Brendan’s vivid memories of this time – a period from the late 1980s to the mid-Noughties – are what form the backbone of his book as he revisits his youthful immersion into house culture: getting to know the clubs, the DJs, the record labels and the famous clientele.
Around three years of writing in the downtime between Brendan’s day job working for HM Inland Revenue and five years searching for a publisher, the book is being released by Lancashire-based Dawber Publishing, better known for football titles.
But Brendan’s book is far from an intellectual analysis of the house music scene or a coffee table staple to be flicked through.

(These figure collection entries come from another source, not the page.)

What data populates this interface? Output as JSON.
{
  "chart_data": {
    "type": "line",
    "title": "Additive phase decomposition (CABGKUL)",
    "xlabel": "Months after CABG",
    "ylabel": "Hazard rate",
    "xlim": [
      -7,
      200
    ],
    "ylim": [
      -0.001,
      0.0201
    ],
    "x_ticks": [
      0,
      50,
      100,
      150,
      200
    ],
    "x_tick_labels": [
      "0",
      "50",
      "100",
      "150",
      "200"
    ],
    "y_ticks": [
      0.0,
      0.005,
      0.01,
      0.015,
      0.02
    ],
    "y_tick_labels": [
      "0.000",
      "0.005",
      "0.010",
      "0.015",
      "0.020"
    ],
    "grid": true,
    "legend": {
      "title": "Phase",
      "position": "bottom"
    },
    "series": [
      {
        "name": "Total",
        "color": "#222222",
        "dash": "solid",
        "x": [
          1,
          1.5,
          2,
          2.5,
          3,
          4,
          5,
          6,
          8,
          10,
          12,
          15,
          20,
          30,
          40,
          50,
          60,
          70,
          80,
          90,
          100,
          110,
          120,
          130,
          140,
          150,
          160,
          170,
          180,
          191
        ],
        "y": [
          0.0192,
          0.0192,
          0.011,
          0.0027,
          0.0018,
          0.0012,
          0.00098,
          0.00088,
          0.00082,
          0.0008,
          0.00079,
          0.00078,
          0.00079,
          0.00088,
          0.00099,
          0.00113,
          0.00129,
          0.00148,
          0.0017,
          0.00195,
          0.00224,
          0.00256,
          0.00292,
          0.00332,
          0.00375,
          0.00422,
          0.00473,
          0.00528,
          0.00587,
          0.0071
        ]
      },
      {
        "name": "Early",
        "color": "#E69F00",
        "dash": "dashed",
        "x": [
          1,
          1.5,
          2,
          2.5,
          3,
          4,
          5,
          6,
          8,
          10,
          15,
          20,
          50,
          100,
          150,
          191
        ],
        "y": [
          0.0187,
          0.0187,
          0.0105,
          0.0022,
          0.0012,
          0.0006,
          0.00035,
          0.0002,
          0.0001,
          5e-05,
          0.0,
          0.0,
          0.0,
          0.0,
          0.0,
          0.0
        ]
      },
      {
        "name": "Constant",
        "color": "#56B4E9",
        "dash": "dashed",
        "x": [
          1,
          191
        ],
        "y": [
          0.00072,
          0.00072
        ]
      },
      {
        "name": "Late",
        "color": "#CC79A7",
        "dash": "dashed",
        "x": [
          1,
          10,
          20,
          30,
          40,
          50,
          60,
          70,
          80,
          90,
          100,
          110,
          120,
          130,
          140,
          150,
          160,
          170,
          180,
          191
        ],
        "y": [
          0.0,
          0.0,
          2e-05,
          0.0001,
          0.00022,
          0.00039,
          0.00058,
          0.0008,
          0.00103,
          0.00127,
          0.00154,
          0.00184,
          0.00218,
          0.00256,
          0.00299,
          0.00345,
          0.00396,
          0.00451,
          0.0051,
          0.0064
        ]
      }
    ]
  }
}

Instead, it takes an unashamedly personal approach to outlining why DJ culture – and one DJ in particular, as he led the last pre-internet word-of-mouth musical revolution – changed the author’s life.
A chapter on the evolution of The Warehouse Project (run by another celebrated Manchester Sacha, former Sankeys boss and now director of TWP Sacha Lord Marchionne) brings the clubbing story up to date, and both Sasha and Sacha have thrown their support behind the book.
“Sasha is such an enigmatic character, very shy,” says Brendan. “I think he’ll be enamoured by the esteem I hold him in.”
God Is A DJ But He Only Warms Up For Sasha launches at Thomas Restaurant, Thomas St, on Thursday, 6pm. Ace Of Clubs DJ Richard Warburton and Solarphonic’s Garry Lomas will be DJing live until late.